The cinder track on campus, built in 1964, is prone to ruts and puddles. It’s the wrong size — modern tracks are measured in meters, not yards — and poses such a safety hazard that the district’s previous insurer condemned it for a time.
“It’s a shame, and honestly, to me, it’s embarrassing to be a school this size and have a track like this,” said Hisaw, who coaches the track and football programs at Wa-Hi. “There is so much in our school that needs to get done, and this is one of those facilities.”
And the facilities at Martin Field near Borleske Stadium, while usable, are not ideal.
“They are adequate at best,” Hisaw said. “They are fulfilling the needs our program has, but only to a bare minimum.”
Martin Field’s track, a nine-lane all-weather track, is a quiltwork of patches and cracks. The surface is uneven in some points and the track is harder than most modern tracks.
“There are some patches that rise up and fall down, and the track itself is not a good track,” Hisaw said. “It’s hard and I know there’s a reason we battle shin splints and stress fractures right now.
“There are coaches from other schools that say they don’t want to bring their athletes because the track is so bad.”
In addition to those problems, there isn’t adequate storage at the site for all of the track team’s equipment, or adequate seating to host a meet of any significant size.
Transporting the almost 200-athlete track team across town takes up valuable practice time and money. Also, Wa-Hi shares the Martin Field track with nearby DeSales Catholic High School, meaning that several weekends out of the season the Blue Devils aren’t able to practice.
Ultimately the group raising money for the project would like to see lights installed at the new track on campus, grandstands and an artificial turf system.
However, the first phase would be putting in just the track, infrastructure for later improvements, storage facilities and track equipment.
“I have a little bit of blue running through my veins, and we want to leave a legacy for the students at Wa-Hi,” said Krivoshein, a financial adviser who has helped drive the project. “This is something that, to me, will last a long, long time.”
He said the track, fittingly blue and white, and its inner field will have multiple uses. The track will be wide enough to hold a soccer field inside it, physical education classes will have a safe, proper place to run, and the track will be available for public use as well.
The donor list so far includes the Stubblefield Trust, the Big Blue Boosters, Columbia REA and more.
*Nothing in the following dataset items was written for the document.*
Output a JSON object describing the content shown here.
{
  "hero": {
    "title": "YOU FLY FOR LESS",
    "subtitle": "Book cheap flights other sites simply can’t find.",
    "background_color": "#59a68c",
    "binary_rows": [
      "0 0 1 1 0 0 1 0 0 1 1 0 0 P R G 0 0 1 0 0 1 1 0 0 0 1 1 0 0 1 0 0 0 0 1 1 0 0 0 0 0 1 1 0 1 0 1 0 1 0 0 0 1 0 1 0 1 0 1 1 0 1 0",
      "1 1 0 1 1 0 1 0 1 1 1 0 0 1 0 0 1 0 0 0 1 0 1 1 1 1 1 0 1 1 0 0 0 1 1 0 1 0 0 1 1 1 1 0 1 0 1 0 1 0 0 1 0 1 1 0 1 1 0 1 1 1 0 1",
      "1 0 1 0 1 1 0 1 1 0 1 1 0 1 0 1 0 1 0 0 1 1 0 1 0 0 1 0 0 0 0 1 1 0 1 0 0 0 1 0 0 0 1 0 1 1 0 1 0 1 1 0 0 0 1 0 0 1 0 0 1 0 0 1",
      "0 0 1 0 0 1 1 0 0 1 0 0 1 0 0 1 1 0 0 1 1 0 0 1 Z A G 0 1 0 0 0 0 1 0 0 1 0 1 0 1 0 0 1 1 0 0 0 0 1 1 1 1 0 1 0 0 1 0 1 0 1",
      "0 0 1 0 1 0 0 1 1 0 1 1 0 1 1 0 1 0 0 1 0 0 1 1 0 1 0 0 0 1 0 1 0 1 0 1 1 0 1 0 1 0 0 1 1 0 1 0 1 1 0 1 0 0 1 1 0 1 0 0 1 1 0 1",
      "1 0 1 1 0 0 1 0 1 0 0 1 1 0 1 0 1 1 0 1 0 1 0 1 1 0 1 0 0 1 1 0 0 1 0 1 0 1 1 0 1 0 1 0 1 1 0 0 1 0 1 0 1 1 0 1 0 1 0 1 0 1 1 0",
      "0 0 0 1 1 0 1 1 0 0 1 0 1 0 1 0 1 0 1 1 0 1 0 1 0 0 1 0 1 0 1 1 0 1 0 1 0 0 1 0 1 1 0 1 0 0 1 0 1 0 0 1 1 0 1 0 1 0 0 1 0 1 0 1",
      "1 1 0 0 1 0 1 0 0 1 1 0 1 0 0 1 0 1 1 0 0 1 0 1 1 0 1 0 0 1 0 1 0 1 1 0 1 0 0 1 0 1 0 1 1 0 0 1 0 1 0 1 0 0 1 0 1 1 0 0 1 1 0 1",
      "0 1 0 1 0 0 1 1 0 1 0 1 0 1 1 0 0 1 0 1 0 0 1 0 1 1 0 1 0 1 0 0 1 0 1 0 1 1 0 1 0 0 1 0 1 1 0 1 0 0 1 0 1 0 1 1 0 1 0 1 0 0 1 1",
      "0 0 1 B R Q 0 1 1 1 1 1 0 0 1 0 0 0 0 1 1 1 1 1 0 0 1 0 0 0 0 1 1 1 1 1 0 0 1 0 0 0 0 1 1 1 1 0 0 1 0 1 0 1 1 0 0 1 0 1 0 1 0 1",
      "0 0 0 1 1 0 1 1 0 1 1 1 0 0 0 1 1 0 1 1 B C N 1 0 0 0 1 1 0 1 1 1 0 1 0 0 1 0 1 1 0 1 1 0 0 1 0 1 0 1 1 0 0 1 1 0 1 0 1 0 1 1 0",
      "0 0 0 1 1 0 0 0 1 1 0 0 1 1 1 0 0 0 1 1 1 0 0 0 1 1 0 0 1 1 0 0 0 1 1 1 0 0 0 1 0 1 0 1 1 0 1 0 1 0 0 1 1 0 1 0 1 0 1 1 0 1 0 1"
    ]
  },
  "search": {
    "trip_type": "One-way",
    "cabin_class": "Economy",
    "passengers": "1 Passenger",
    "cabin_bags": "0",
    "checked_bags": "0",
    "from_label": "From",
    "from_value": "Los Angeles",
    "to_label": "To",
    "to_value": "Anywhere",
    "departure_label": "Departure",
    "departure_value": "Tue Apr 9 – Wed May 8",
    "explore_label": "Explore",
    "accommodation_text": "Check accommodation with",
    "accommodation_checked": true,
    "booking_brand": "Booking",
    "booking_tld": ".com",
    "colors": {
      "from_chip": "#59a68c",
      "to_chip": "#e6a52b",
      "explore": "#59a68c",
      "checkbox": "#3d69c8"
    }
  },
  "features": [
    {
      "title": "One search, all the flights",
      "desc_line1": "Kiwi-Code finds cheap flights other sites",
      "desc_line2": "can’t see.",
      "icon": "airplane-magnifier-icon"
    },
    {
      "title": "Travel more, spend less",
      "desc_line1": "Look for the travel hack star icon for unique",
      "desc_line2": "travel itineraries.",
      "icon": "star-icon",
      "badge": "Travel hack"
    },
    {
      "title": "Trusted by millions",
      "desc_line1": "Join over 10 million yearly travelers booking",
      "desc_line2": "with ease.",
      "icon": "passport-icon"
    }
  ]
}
The School District also has $150,000 in reserve that was donated specifically to build a track.
If the School Board votes to allocate that money to this project, it would likely be recouped over time by transportation savings. The district currently spends between $7,000 and $8,000 annually to bus students to Martin Field.
“Our board knows that we will need to contribute some money to help finish this off, we just don’t know how much,” said Walla Walla Public School Superintendent Mick Miller. “We also know that some of that money will be paid back, we just don’t know how long.”